The absence of a vital employee can have a huge impact on any business, but in medicine, there is not only the drop in practice income, there is the health and safety of patients at stake.
In a prior post, I wrote a little about disability insurance. It was from the perspective of the person who would be disabled, i.e. the importance of having money to pay the bills while one is unable to work.

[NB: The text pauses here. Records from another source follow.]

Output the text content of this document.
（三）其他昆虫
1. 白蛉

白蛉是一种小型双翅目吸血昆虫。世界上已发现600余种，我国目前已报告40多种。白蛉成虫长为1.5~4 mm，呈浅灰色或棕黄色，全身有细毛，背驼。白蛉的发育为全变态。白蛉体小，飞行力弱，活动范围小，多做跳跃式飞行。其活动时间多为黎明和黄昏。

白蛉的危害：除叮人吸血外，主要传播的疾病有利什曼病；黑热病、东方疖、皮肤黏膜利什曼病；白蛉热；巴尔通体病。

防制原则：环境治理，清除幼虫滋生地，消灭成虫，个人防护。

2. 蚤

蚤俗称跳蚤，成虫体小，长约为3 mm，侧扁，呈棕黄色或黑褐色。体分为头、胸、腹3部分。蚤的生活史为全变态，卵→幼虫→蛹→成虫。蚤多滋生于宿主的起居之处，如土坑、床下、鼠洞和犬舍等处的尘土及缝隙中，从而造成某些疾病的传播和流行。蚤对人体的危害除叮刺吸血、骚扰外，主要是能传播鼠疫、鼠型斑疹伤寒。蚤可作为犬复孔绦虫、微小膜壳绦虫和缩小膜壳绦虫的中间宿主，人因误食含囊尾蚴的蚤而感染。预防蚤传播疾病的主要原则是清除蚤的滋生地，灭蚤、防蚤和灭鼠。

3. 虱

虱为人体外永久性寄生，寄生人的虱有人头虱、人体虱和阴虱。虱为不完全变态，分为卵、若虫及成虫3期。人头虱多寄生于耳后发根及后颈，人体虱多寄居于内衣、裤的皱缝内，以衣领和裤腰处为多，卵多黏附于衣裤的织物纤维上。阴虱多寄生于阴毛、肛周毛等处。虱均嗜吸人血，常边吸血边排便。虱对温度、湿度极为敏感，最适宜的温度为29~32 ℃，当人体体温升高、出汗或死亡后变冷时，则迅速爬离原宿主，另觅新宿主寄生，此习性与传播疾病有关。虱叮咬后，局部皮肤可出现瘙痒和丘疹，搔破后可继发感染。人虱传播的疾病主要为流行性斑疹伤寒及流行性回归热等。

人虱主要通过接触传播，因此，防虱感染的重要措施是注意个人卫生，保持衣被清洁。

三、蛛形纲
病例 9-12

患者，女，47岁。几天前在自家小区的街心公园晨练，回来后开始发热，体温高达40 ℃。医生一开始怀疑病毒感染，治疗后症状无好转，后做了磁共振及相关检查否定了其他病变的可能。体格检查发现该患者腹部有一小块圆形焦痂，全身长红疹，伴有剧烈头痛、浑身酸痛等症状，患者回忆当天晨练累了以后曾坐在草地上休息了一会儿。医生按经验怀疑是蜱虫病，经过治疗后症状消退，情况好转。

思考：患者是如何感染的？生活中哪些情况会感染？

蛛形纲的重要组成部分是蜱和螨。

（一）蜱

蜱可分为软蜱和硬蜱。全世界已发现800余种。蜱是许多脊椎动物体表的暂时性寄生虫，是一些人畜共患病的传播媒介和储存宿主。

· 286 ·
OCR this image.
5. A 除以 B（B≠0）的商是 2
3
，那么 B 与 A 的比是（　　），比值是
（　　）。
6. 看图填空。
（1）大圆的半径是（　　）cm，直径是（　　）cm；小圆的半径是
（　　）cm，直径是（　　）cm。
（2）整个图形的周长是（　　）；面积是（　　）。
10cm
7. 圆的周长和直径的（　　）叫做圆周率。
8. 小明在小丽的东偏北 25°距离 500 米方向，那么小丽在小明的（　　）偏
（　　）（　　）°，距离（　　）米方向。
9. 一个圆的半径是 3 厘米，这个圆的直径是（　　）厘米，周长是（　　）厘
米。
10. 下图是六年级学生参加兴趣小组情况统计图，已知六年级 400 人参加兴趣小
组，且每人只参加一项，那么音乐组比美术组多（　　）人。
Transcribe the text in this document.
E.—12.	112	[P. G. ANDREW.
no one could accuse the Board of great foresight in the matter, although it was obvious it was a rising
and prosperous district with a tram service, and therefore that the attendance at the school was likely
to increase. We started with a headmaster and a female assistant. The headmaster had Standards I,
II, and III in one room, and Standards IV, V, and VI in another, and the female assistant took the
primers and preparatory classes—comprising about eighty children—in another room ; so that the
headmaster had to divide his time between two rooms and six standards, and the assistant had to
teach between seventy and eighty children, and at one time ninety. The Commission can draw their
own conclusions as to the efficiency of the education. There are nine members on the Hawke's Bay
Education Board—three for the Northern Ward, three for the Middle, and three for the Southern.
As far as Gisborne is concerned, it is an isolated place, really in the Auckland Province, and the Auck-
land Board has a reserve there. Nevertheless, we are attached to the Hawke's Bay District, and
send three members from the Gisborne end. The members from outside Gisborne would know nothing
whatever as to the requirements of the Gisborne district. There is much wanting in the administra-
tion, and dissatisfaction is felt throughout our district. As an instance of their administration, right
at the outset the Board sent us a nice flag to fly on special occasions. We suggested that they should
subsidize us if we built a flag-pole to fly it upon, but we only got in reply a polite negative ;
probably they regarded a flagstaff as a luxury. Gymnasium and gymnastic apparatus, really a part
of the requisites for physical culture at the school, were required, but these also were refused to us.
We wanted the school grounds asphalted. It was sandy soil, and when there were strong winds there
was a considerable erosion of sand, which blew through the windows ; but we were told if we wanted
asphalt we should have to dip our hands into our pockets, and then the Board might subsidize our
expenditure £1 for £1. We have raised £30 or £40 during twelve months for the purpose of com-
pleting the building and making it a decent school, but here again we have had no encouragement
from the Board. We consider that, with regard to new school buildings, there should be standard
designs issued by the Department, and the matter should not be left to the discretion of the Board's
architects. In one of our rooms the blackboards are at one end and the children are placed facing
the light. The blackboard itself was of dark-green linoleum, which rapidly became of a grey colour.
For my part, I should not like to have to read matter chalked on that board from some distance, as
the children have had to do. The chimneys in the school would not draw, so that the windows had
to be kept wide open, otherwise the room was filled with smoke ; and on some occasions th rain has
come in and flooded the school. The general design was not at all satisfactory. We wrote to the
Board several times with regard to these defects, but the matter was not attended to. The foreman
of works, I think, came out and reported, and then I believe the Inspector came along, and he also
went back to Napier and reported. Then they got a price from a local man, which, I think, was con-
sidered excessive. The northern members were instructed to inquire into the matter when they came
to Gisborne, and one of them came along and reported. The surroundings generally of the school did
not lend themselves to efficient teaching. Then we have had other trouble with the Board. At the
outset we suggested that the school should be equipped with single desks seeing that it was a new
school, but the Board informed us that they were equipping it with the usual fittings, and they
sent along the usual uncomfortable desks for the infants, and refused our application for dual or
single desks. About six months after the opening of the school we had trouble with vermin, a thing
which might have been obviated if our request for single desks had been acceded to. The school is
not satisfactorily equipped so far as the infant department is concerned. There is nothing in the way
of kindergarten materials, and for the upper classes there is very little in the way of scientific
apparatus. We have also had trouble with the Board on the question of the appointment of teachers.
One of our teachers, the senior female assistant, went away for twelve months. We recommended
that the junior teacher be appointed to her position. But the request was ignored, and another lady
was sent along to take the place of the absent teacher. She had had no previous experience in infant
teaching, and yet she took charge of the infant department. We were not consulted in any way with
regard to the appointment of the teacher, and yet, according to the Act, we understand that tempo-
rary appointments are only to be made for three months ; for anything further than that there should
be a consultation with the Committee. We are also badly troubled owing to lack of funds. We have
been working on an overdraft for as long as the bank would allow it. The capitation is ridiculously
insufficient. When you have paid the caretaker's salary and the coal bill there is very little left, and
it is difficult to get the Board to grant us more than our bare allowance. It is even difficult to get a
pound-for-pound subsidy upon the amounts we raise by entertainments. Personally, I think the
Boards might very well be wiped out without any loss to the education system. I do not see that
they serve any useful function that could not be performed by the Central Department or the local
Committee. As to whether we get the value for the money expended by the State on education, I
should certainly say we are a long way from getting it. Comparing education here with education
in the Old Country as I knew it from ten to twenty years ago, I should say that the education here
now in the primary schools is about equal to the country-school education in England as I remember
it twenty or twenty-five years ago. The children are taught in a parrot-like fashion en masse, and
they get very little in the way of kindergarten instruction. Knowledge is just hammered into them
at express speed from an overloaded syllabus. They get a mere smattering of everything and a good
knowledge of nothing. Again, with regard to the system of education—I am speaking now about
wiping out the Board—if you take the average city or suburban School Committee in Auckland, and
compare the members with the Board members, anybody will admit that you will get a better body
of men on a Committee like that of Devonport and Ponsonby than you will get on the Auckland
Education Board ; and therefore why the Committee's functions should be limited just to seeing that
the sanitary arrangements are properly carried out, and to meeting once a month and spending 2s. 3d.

But what happens to a small private practice, or any practice for that matter, when a physician is out? It’s hard enough when a non-clinical person is out; patients are still seen, it just gets a little hectic. When a doctor with a full schedule is out, that just blows things up. If he is to be out for a day or two, it’s OK. It’s inconvenient, but OK. His patients just need to be rescheduled and it may mean a few days of seeing extra patients and catching up on phone calls.
But what if a doctor has to be out for weeks? How about months? What happens to his patients? If there are several partners to pitch in, his patients can be distributed among them temporarily, but what if there’s only one other doctor in the practice? And what do people in solo practice do? Imagine if each physician in a two-doctor practice sees 20 patients a day and both schedules are full, and the wait for a new appointment is two months. If Doctor A is out, Doctor B can’t possibly see 40 patients a day, nor can he ask patients to wait two months to four months to be seen. Some may have to be advised to go elsewhere for their own sake, to avoid delay in their care.
The absence of a vital employee can have a huge impact on any business, but in medicine, there is not only the drop in practice income, there is the health and safety of patients at stake. Do you look for someone who does locum tenens to fill in the gap? Do you get a mid-level provider for that role? And then what do you do when Doctor A comes back?
Then, of course, there is the matter of paying Doctor A. If Doctor A isn’t seeing patients, Doctor A isn’t bringing in revenue, and in a two-physician practice that’s a 50 percent drop. There is the allocated personal time off, and in some practices sick time, but that’s limited. This is where disability insurance is so important.
I’d be glad to hear what other practices have done when in this situation. It is definitely a tough one - for the doctor who is sick, for the doctor left to work alone who is also a concerned friend and colleague, and for the patients and staff.